Jahrelanger Rechtsstreit EU-Kommission legt Berufung gegen Apple-Urteil ein

Mit ihrer Rekord-Steuernachforderung von Apple war die EU-Kommission in erster Instanz gescheitert. Nun soll der Europäische Gerichtshof sich des Falls annehmen.
EU-Wettbewerbskommissarin Margrethe Vestager

EU-Wettbewerbskommissarin Margrethe Vestager

Foto: Patrick Seeger/ picture alliance/dpa

Der Streit über die Steuernachzahlung von Apple in Höhe von 13 Milliarden Euro geht vor das oberste Gericht der Europäischen Union. Die EU-Kommission kündigte gegen das Urteil des EU-Gerichts im Juli wie erwartet Berufung an. Die Entscheidung werfe wichtige rechtliche Fragen auf, wie Vorschriften für staatliche Beihilfen angewendet würden, sagte die zuständige EU-Kommissarin Margrethe Vestager. Die sollen nun vom Europäischen Gerichtshof (EuGH) geklärt werden. Außerdem sei die Kommission der Ansicht, "dass das Gericht in seinem Urteil eine Reihe von Rechtsfehlern begangen hat".

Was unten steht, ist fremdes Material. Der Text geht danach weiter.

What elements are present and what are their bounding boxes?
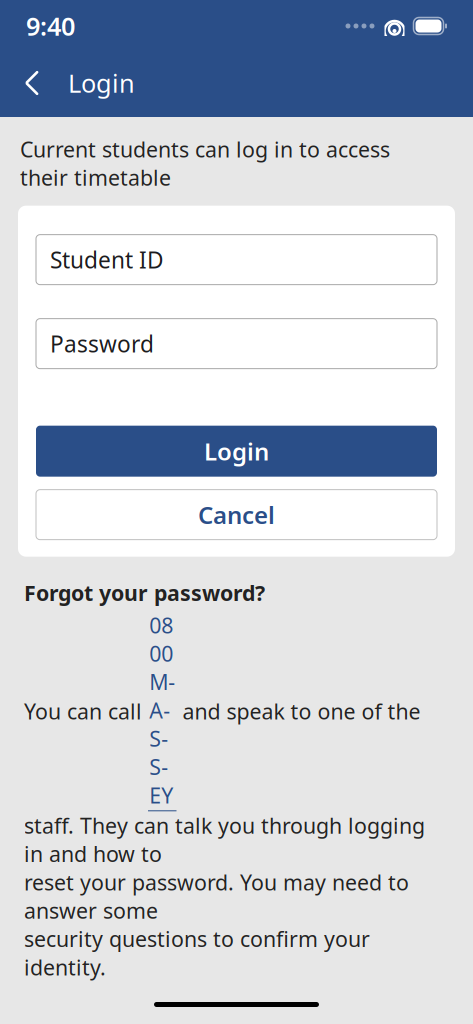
staticText: Forgot your password? bbox=[24, 579, 265, 607]
staticText: and speak to one of the bbox=[176, 697, 420, 725]
button[interactable]: Login bbox=[36, 426, 437, 477]
staticText: staff. They can talk you through logging… bbox=[24, 811, 425, 868]
button[interactable]: Student ID bbox=[36, 235, 437, 285]
staticText: Login bbox=[204, 435, 269, 467]
staticText: 9:40 bbox=[26, 9, 75, 43]
button[interactable]: Back bbox=[10, 61, 54, 105]
staticText: Student ID bbox=[50, 245, 164, 275]
staticText: Current students can log in to access th… bbox=[20, 135, 390, 192]
staticText: 0800 MASSEY bbox=[149, 611, 175, 809]
button[interactable]: Password bbox=[36, 319, 437, 369]
button[interactable]: Cancel bbox=[36, 490, 437, 540]
staticText: Password bbox=[50, 329, 154, 359]
button[interactable]: 0800 MASSEY bbox=[148, 611, 176, 811]
staticText: reset your password. You may need to ans… bbox=[24, 868, 409, 925]
staticText: Login bbox=[68, 66, 135, 100]
staticText: security questions to confirm your ident… bbox=[24, 925, 370, 981]
staticText: You can call bbox=[24, 697, 148, 725]
staticText: Cancel bbox=[198, 499, 275, 531]
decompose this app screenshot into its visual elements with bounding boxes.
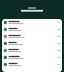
button[interactable] <box>2 26 62 33</box>
button[interactable] <box>2 61 62 68</box>
button[interactable] <box>2 40 62 47</box>
button[interactable] <box>2 47 62 54</box>
button[interactable] <box>2 54 62 61</box>
button[interactable] <box>2 19 62 26</box>
button[interactable] <box>2 33 62 40</box>
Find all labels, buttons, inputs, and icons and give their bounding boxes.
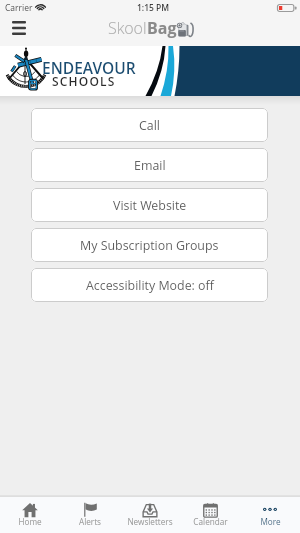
button[interactable]: More	[240, 497, 300, 533]
staticText: Calendar	[193, 516, 228, 527]
staticText: Bag	[147, 17, 177, 39]
button[interactable]: Accessibility Mode: off	[31, 268, 268, 302]
staticText: More	[260, 516, 281, 527]
button[interactable]: Visit Website	[31, 188, 268, 222]
staticText: Email	[134, 157, 166, 174]
button[interactable]: Menu	[2, 12, 36, 43]
staticText: Home	[18, 516, 42, 527]
button[interactable]: My Subscription Groups	[31, 228, 268, 262]
button[interactable]: Home	[0, 497, 60, 533]
staticText: Newsletters	[127, 516, 173, 527]
staticText: Call	[139, 117, 160, 134]
staticText: Accessibility Mode: off	[86, 277, 214, 294]
button[interactable]: Call	[31, 108, 268, 142]
staticText: ENDEAVOUR	[42, 57, 136, 78]
staticText: Alerts	[79, 516, 101, 527]
staticText: SCHOOLS	[52, 73, 116, 89]
staticText: Carrier	[5, 2, 33, 14]
button[interactable]: Calendar	[180, 497, 240, 533]
button[interactable]: Alerts	[60, 497, 120, 533]
staticText: 1:15 PM	[137, 2, 170, 14]
button[interactable]: Email	[31, 148, 268, 182]
staticText: My Subscription Groups	[80, 237, 219, 254]
staticText: Visit Website	[113, 197, 187, 214]
button[interactable]: Newsletters	[120, 497, 180, 533]
staticText: Skool	[108, 17, 147, 39]
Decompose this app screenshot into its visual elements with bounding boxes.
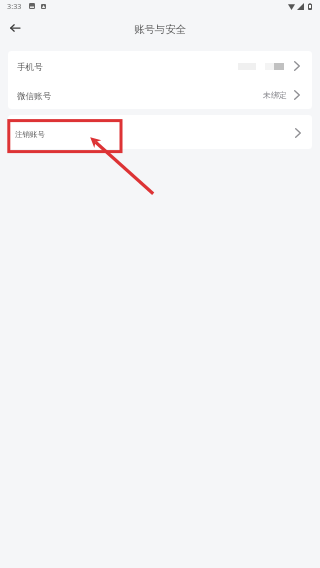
button[interactable]: 微信账号 xyxy=(8,80,312,109)
staticText: 手机号 xyxy=(17,62,43,73)
button[interactable]: 手机号 xyxy=(8,51,312,80)
staticText: 微信账号 xyxy=(17,91,52,102)
staticText: 注销账号 xyxy=(15,130,45,139)
staticText: 未绑定 xyxy=(263,90,287,100)
button[interactable]: 注销账号 xyxy=(8,115,312,149)
staticText: 3:33 xyxy=(7,1,22,11)
button[interactable]: Back xyxy=(3,18,27,42)
staticText: 账号与安全 xyxy=(134,23,186,36)
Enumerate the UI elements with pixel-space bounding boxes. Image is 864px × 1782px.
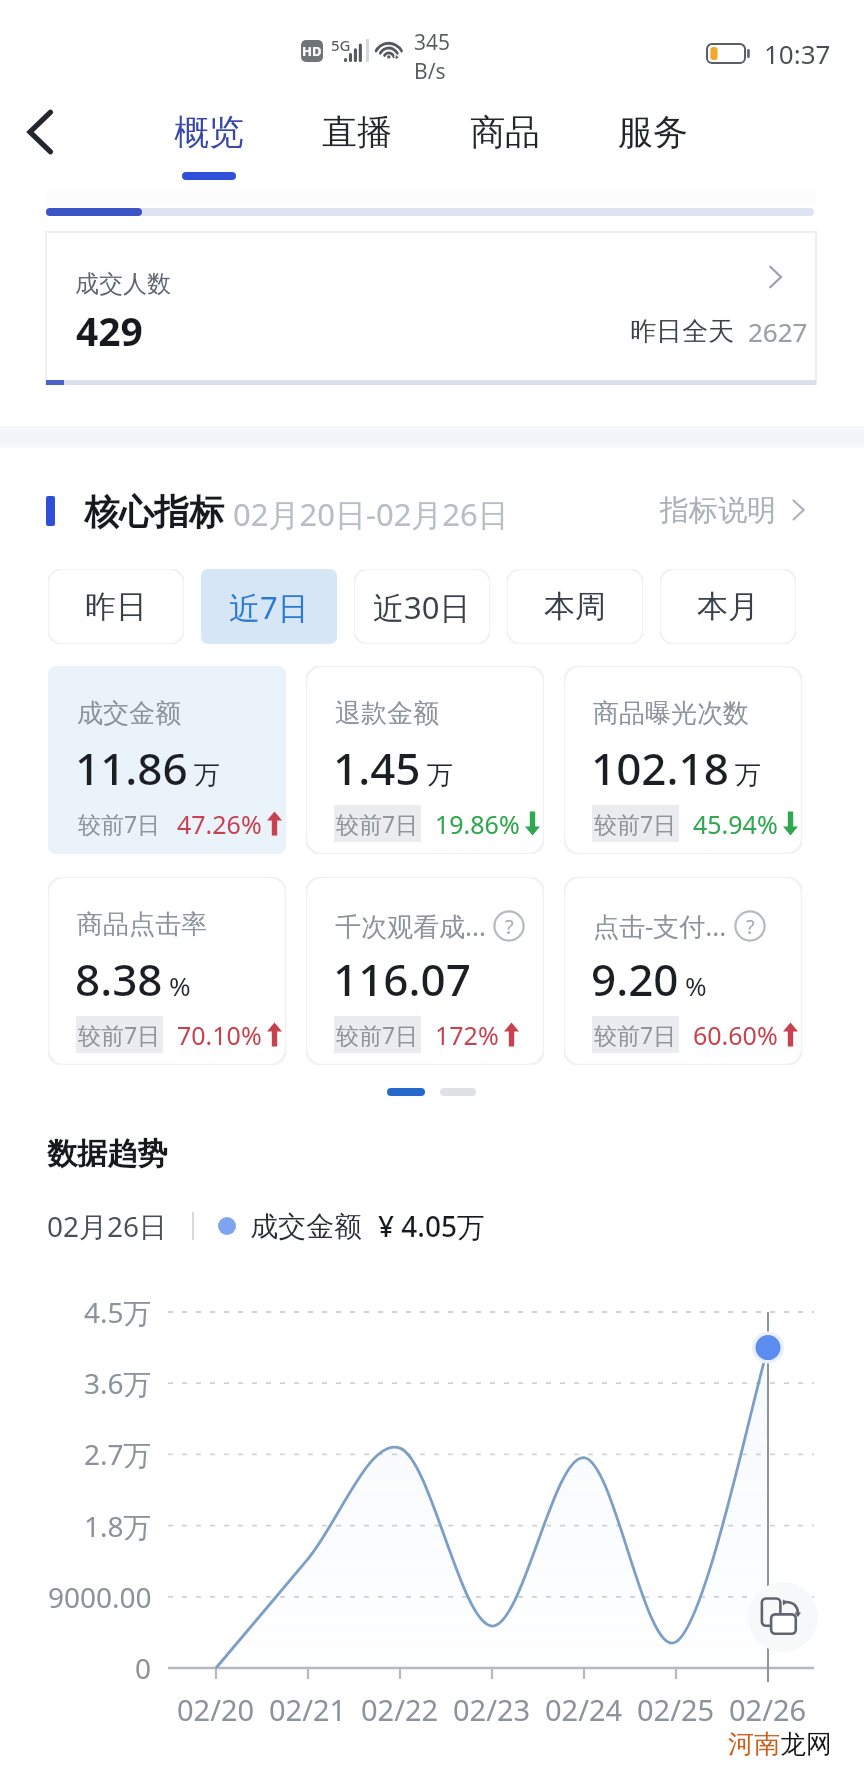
staticText: 116.07 bbox=[333, 949, 471, 1009]
staticText: 02/20 bbox=[177, 1690, 255, 1729]
button[interactable]: 服务 bbox=[599, 96, 707, 168]
staticText: 429 bbox=[76, 304, 143, 357]
staticText: 商品 bbox=[470, 110, 540, 154]
staticText: 02/21 bbox=[269, 1690, 347, 1729]
staticText: 3.6万 bbox=[84, 1364, 152, 1402]
button[interactable]: 指标说明 bbox=[660, 488, 812, 532]
staticText: 2.7万 bbox=[84, 1435, 152, 1473]
staticText: 02/25 bbox=[637, 1690, 715, 1729]
staticText: 19.86% bbox=[435, 807, 520, 841]
button[interactable]: 商品点击率 bbox=[48, 877, 286, 1065]
staticText: 1.8万 bbox=[84, 1507, 152, 1545]
staticText: 60.60% bbox=[693, 1018, 778, 1052]
staticText: 指标说明 bbox=[660, 492, 776, 529]
button[interactable]: 昨日 bbox=[48, 569, 184, 644]
staticText: 70.10% bbox=[177, 1018, 262, 1052]
button[interactable]: 成交金额 bbox=[48, 666, 286, 854]
staticText: 成交金额 bbox=[250, 1209, 362, 1244]
staticText: 成交金额 bbox=[77, 697, 181, 730]
staticText: ¥ 4.05万 bbox=[378, 1207, 485, 1245]
staticText: 服务 bbox=[618, 110, 688, 154]
staticText: 02/26 bbox=[729, 1690, 807, 1729]
staticText: 商品曝光次数 bbox=[593, 697, 749, 730]
staticText: 成交人数 bbox=[75, 269, 171, 299]
staticText: 02/23 bbox=[453, 1690, 531, 1729]
staticText: 45.94% bbox=[693, 807, 778, 841]
staticText: 退款金额 bbox=[335, 697, 439, 730]
staticText: 47.26% bbox=[177, 807, 262, 841]
staticText: 千次观看成... bbox=[335, 908, 486, 944]
staticText: 较前7日 bbox=[336, 1019, 419, 1050]
staticText: 4.5万 bbox=[84, 1293, 152, 1331]
staticText: 10:37 bbox=[764, 36, 831, 71]
button[interactable]: Back bbox=[2, 100, 78, 164]
staticText: % bbox=[169, 968, 191, 1003]
staticText: 近30日 bbox=[373, 586, 471, 628]
button[interactable]: 近30日 bbox=[354, 569, 490, 644]
button[interactable]: 成交人数 bbox=[46, 232, 816, 384]
staticText: 本月 bbox=[697, 587, 759, 626]
staticText: 11.86 bbox=[75, 738, 188, 798]
staticText: 较前7日 bbox=[594, 1019, 677, 1050]
staticText: 0 bbox=[135, 1649, 152, 1687]
staticText: 345 bbox=[414, 28, 451, 57]
button[interactable]: 商品 bbox=[451, 96, 559, 168]
staticText: 昨日全天 bbox=[630, 315, 734, 348]
button[interactable]: 直播 bbox=[303, 96, 411, 168]
staticText: 9.20 bbox=[591, 949, 679, 1009]
staticText: 近7日 bbox=[229, 586, 309, 628]
staticText: 较前7日 bbox=[78, 808, 161, 839]
button[interactable]: 概览 bbox=[155, 96, 263, 168]
staticText: 万 bbox=[427, 759, 453, 792]
staticText: 万 bbox=[735, 759, 761, 792]
staticText: 102.18 bbox=[591, 738, 729, 798]
staticText: 02/24 bbox=[545, 1690, 623, 1729]
staticText: 数据趋势 bbox=[47, 1135, 167, 1173]
staticText: 02月20日-02月26日 bbox=[233, 493, 509, 535]
staticText: 较前7日 bbox=[336, 808, 419, 839]
staticText: 河南 bbox=[728, 1728, 780, 1761]
staticText: 龙网 bbox=[780, 1728, 832, 1761]
staticText: 1.45 bbox=[333, 738, 421, 798]
staticText: ? bbox=[746, 913, 755, 940]
staticText: 点击-支付... bbox=[593, 908, 727, 944]
staticText: B/s bbox=[414, 57, 446, 86]
staticText: 万 bbox=[194, 759, 220, 792]
button[interactable]: 本周 bbox=[507, 569, 643, 644]
staticText: 02月26日 bbox=[47, 1207, 168, 1245]
staticText: 较前7日 bbox=[78, 1019, 161, 1050]
button[interactable]: 商品曝光次数 bbox=[564, 666, 802, 854]
staticText: 较前7日 bbox=[594, 808, 677, 839]
staticText: 2627 bbox=[748, 314, 808, 349]
staticText: 5G bbox=[331, 35, 351, 55]
staticText: 商品点击率 bbox=[77, 908, 207, 941]
staticText: 8.38 bbox=[75, 949, 163, 1009]
button[interactable]: 点击-支付... bbox=[564, 877, 802, 1065]
button[interactable]: Switch chart type bbox=[748, 1582, 818, 1652]
button[interactable]: 退款金额 bbox=[306, 666, 544, 854]
button[interactable]: 本月 bbox=[660, 569, 796, 644]
staticText: 02/22 bbox=[361, 1690, 439, 1729]
button[interactable]: 千次观看成... bbox=[306, 877, 544, 1065]
button[interactable]: 近7日 bbox=[201, 569, 337, 644]
staticText: 概览 bbox=[174, 110, 244, 154]
staticText: 本周 bbox=[544, 587, 606, 626]
staticText: 直播 bbox=[322, 110, 392, 154]
staticText: 9000.00 bbox=[48, 1578, 152, 1616]
staticText: 172% bbox=[435, 1018, 499, 1052]
staticText: % bbox=[685, 968, 707, 1003]
staticText: 昨日 bbox=[85, 587, 147, 626]
staticText: 核心指标 bbox=[84, 490, 224, 534]
staticText: HD bbox=[302, 42, 322, 60]
staticText: ? bbox=[505, 913, 514, 940]
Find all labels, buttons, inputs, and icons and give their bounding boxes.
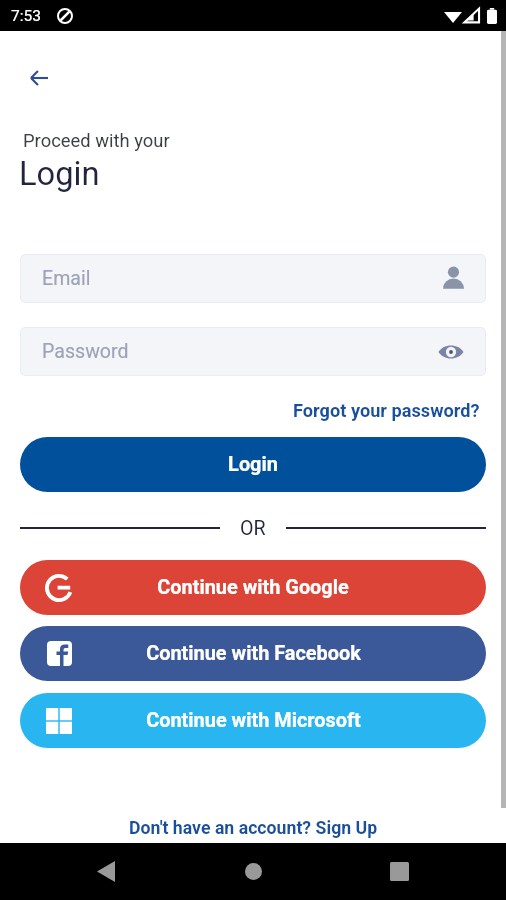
staticText: Continue with Google [157,576,349,599]
staticText: Password [42,340,129,363]
staticText: Continue with Microsoft [146,709,361,732]
button[interactable]: Back [82,843,130,900]
button[interactable]: Don't have an account? Sign Up [129,818,378,839]
button[interactable]: Email [20,254,486,303]
staticText: Email [42,267,91,290]
button[interactable]: Continue with Facebook [20,626,486,681]
button[interactable]: Home [229,843,277,900]
button[interactable]: Password [20,327,486,376]
button[interactable]: Recents [375,843,423,900]
button[interactable]: Forgot your password? [293,400,480,421]
button[interactable]: Login [20,437,486,492]
staticText: Continue with Facebook [146,642,361,665]
staticText: Login [228,453,278,476]
button[interactable]: Continue with Google [20,560,486,615]
staticText: Login [19,155,100,193]
staticText: OR [240,517,266,540]
staticText: Proceed with your [23,130,170,152]
button[interactable]: Back [19,58,59,98]
button[interactable]: Continue with Microsoft [20,693,486,748]
staticText: 7:53 [11,7,41,25]
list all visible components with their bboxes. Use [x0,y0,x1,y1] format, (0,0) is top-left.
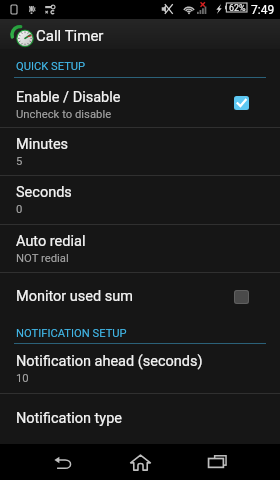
button[interactable]: Back [24,444,100,480]
button[interactable]: Notification type [0,394,280,443]
staticText: Seconds [16,184,72,201]
staticText: 0 [16,203,23,216]
staticText: NOT redial [16,252,69,265]
staticText: Call Timer [36,27,104,45]
button[interactable]: Enabled checkbox [233,93,250,113]
staticText: 10 [16,372,29,385]
staticText: Notification type [16,410,122,427]
staticText: QUICK SETUP [16,60,86,73]
button[interactable]: Home [102,444,178,480]
button[interactable]: Notification ahead (seconds) [0,344,280,393]
button[interactable]: Seconds [0,176,280,224]
button[interactable]: Disabled checkbox [233,287,250,307]
button[interactable]: Recent apps [180,444,256,480]
staticText: Uncheck to disable [16,108,112,121]
button[interactable]: Enable / Disable [0,78,280,127]
staticText: NOTIFICATION SETUP [16,327,127,340]
staticText: Notification ahead (seconds) [16,353,203,370]
button[interactable]: Monitor used sum [0,273,280,320]
staticText: 7:49 [251,3,275,17]
button[interactable]: Auto redial [0,225,280,272]
staticText: Auto redial [16,233,86,250]
staticText: Monitor used sum [16,288,133,305]
button[interactable]: Minutes [0,128,280,175]
staticText: 5 [16,155,23,168]
staticText: 62% [229,3,246,12]
staticText: Minutes [16,136,69,153]
staticText: Enable / Disable [16,89,121,106]
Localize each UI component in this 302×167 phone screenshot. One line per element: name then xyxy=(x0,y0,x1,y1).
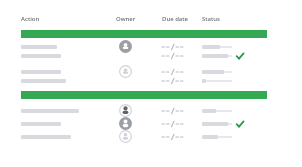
button[interactable]: Owner avatar xyxy=(0,117,302,130)
staticText: Status xyxy=(202,15,221,23)
button[interactable]: Owner avatar xyxy=(0,67,302,76)
button[interactable]: Owner avatar xyxy=(119,42,132,51)
other: Completed xyxy=(236,120,244,128)
button[interactable] xyxy=(202,70,232,74)
other: Completed xyxy=(236,52,244,60)
staticText: Owner xyxy=(116,15,136,23)
button[interactable] xyxy=(202,79,232,83)
button[interactable] xyxy=(0,76,302,85)
button[interactable] xyxy=(202,109,232,113)
staticText: Due date xyxy=(162,15,189,23)
button[interactable] xyxy=(202,122,232,126)
button[interactable] xyxy=(202,54,232,58)
button[interactable]: Owner avatar xyxy=(119,117,132,130)
button[interactable]: Owner avatar xyxy=(119,130,132,143)
staticText: Action xyxy=(21,15,40,23)
button[interactable]: Owner avatar xyxy=(0,130,302,143)
button[interactable]: Owner avatar xyxy=(119,67,132,76)
button[interactable]: Owner avatar xyxy=(0,42,302,51)
button[interactable]: Completed xyxy=(0,51,302,60)
button[interactable] xyxy=(202,45,232,49)
button[interactable]: Owner avatar xyxy=(0,104,302,117)
button[interactable] xyxy=(202,135,232,139)
button[interactable]: Owner avatar xyxy=(119,104,132,117)
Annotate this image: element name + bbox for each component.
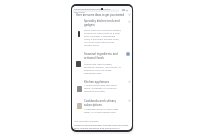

Im Juli hatte das EU-Gericht die Nachforderung der EU-Kommission aus dem Jahr 2016 für nichtig erklärt. Die Kommission habe nicht nachweisen können, dass die Steuervereinbarungen von Apple in Irland aus den Jahren 1991 und 2007 eine verbotene staatliche Beihilfe darstellten. Es war ein schmerzhafter Rückschlag für die Brüsseler Behörde und Wettbewerbskommissarin Vestager persönlich.

"Höchste Priorität, dass alle Unternehmen ihren gerechten Anteil an Steuern zahlen"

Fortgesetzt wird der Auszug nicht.